Emotional intelligence is an important element in people’s well-being and is being seen as an increasingly important life skill that helps us achieve in education and work. Studies have shown that people with high emotional intelligence often succeed further in life than those with a high IQ.
Gardner’s study of multiple intelligences highlighted intra- and inter-personal intelligence which gives people the ability to understand their own and other’s feelings and emotions. Further research showed emotional intelligence as a sub-category of social intelligence, providing competencies such as self-awareness, self-management, social awareness, good decision making, and relationship management. This leads to an individual who is good at teamwork, uses effective communication, engages with projects, upholds ethical expectations, inspires innovation, and offers high levels of productivity. With the recent drive to embed employability skills into education, there has never been a better time to incorporate emotional intelligence into your teaching practice!
Teaching has been recognised as a career that requires a high level of emotional intelligence and is a necessary part of successful student-centred learning and creating a positive learning atmosphere. Teachers with higher emotional intelligence have also shown greater resilience to teacher burnout.

Emotional Intelligence is also highly important in a young person’s development. It has been shown to help them with stress resilience, relationship development, and handling transitions by using their emotions effectively and allowing them to adapt quickly. This is why it is taking an increasingly valued place in all aspects of education and it is important that the teacher facilitates learning that will help to increase this way of thinking because although some people have a high level of natural emotional intelligence, there is also much we can do to increase it.
Emotional intelligence helps to manage our emotions and rationalise our response to them. This has been linked to higher academic achievement on the grounds that those with higher emotional intelligence find it easier to remain calm and optimistic, can set themselves achievable personal goals, and are self-motivated to achieve them. It has also been suggested that it will help with transitions such as going to university; where new relationships need to be formed and personal independence increases rapidly.

So how can we help our students to develop their emotions?
Active Listening can be a useful tool for teachers to understand student mindsets and their motivations. Teachers can use active listening to facilitate open dialogues with their students. For ESL students, it is also a great way of eliciting independent answers from your student and building a rapport with them. Here are some top tips on achieving active listening with your student:

• Use positive body language to show that you are focused and interested in the conversation, such as maintaining an open posture and nodding to acknowledge what they are telling you. Use your hands to be expressive and incorporate TPR to help support understanding.
• Use appropriate verbal responses, such as asking extension questions or paraphrasing what they have told you to show they understand, for example, if the Bready tells you about an upcoming exam, you can say ‘So you have an exam next week. What subject is it in? Are you nervous?’
• Ensure the environment encourages positive communication. A bright, warm, and engaging environment will help make your student feel comfortable. For online teaching, ensuring you have good lighting, clear audio, and a decent quality camera goes a long way to achieving this.
• Allow students to play an active role in constructing the feedback you give them in class, to avoid a one-way dialogue that makes them feel they have no control over the process.
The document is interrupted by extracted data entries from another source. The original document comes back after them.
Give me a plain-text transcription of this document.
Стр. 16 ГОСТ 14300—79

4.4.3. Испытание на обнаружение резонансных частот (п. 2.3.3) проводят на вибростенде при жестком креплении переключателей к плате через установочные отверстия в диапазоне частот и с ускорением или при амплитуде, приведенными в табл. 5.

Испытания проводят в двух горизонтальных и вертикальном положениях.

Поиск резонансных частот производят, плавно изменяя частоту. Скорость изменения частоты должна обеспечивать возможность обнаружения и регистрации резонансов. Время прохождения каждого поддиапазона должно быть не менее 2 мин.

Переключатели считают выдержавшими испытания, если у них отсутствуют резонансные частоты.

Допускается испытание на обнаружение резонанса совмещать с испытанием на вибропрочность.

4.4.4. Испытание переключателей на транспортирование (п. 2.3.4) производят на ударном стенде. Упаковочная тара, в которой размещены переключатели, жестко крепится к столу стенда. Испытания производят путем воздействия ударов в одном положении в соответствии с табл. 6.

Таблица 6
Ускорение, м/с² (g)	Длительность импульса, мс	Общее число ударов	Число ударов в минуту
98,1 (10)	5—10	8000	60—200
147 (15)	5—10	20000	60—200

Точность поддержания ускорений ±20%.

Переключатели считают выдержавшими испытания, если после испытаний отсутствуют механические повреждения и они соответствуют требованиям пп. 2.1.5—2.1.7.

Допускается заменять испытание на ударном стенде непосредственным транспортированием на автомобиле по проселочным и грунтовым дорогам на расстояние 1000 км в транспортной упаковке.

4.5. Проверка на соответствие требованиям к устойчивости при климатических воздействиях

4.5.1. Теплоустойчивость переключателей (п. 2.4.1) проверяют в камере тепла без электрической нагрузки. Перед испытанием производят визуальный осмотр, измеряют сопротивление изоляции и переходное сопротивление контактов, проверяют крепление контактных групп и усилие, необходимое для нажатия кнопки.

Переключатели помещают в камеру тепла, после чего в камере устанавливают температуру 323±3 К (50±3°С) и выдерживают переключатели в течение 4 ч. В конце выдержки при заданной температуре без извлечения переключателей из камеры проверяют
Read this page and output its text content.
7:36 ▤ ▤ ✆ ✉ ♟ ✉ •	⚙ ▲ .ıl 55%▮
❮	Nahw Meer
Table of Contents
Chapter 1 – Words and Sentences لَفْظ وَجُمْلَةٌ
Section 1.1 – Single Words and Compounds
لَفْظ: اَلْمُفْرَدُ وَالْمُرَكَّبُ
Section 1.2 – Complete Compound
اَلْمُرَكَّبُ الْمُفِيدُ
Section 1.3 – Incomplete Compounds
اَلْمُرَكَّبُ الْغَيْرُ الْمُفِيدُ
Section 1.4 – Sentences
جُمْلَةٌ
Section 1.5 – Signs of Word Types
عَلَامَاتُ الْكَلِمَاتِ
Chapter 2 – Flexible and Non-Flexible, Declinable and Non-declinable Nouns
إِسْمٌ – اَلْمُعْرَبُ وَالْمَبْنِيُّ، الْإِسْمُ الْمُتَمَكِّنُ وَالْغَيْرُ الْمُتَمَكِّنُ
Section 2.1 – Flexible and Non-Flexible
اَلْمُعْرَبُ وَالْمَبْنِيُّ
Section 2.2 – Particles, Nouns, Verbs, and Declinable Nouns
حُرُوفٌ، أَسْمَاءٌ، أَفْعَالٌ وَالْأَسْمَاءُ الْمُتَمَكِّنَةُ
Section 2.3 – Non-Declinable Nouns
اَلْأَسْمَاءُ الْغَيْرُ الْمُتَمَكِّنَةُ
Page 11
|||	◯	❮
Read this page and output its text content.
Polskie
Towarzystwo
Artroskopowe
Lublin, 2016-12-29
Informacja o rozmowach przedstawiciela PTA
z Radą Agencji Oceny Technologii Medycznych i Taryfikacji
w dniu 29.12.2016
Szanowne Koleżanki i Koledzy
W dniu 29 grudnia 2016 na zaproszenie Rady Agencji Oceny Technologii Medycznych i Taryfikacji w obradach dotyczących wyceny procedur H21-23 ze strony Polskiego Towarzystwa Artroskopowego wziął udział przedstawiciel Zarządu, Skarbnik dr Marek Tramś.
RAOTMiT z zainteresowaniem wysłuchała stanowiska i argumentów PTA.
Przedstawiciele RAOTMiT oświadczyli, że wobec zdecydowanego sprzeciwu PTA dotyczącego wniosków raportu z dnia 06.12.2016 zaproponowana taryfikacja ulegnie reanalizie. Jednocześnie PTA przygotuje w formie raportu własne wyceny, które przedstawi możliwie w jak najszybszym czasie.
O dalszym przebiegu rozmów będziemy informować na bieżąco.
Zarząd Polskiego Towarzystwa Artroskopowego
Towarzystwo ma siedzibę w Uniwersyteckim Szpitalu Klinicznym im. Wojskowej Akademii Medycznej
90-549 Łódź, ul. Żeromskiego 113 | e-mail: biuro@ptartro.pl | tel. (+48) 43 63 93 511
Another way to help facilitate your student with emotional intelligence is the use of self-awareness exercises to help them become attuned to their internal thoughts and feelings, especially any negative self-views they may be holding, and help them to challenge these views. Unfortunately, as human beings, our internal dialogue can be somewhat negative and critical when it comes to how we view ourselves and the responses this invokes can sometimes be irrational, especially with teenage students who also have the added pressures of exam stress, high social expectations from their peers, not to mention the avalanche of hormones flooding their body.
One example of how a teacher can help a student with this is to get them to keep a diary. This can help them to better understand their feelings and look out for any patterns. What is triggering their anxiety? What helps them to feel better? This can also be a great homework task that promotes writing skills and sentence construction.

These types of activities do not need to be standalone aspects of your lesson. You can incorporate self-awareness exercises into your everyday teaching topics with the use of extension questions that allow the student to reflect on their own thoughts and feelings regarding a situation. This may vary from a closed question such as ‘would this make you happy or sad?’ with a beginner, right through to fully self-aware and independent responses from a higher-level student.
If a teacher decides to tackle emotional intelligence in the classroom, the most important aspect is to help students avoid a negative spiral of self-talk. After a negative experience, it is natural to feel bad, but if you then start a negative internal dialogue this will make you feel even worse. Your behaviour in response to this could lead to more negative experiences. As a teacher, we need to help young people understand their feelings.

• Acknowledge the reality that negative things do occur and that feeling bad about them is natural.
• Emphasize that it’s when we repeat these negative thoughts and allow them to take over, that situations can become worse.
• Focus on positive aspects and allow these areas to flourish.

This can be developed further through the use of examples and inviting students to give positive alternative self-talk alternatives. At the end of the lesson, emphasize again that the first step to challenging negative self-talk is to become aware of it.
The world can be extremely stressful for children and young people and as teachers, it is important that we promote not only academic learning but also life skills to help students succeed and maintain wellbeing. Whether you decide to fully encompass this new approach, or just add a few small aspects, you could be making a big difference for your students!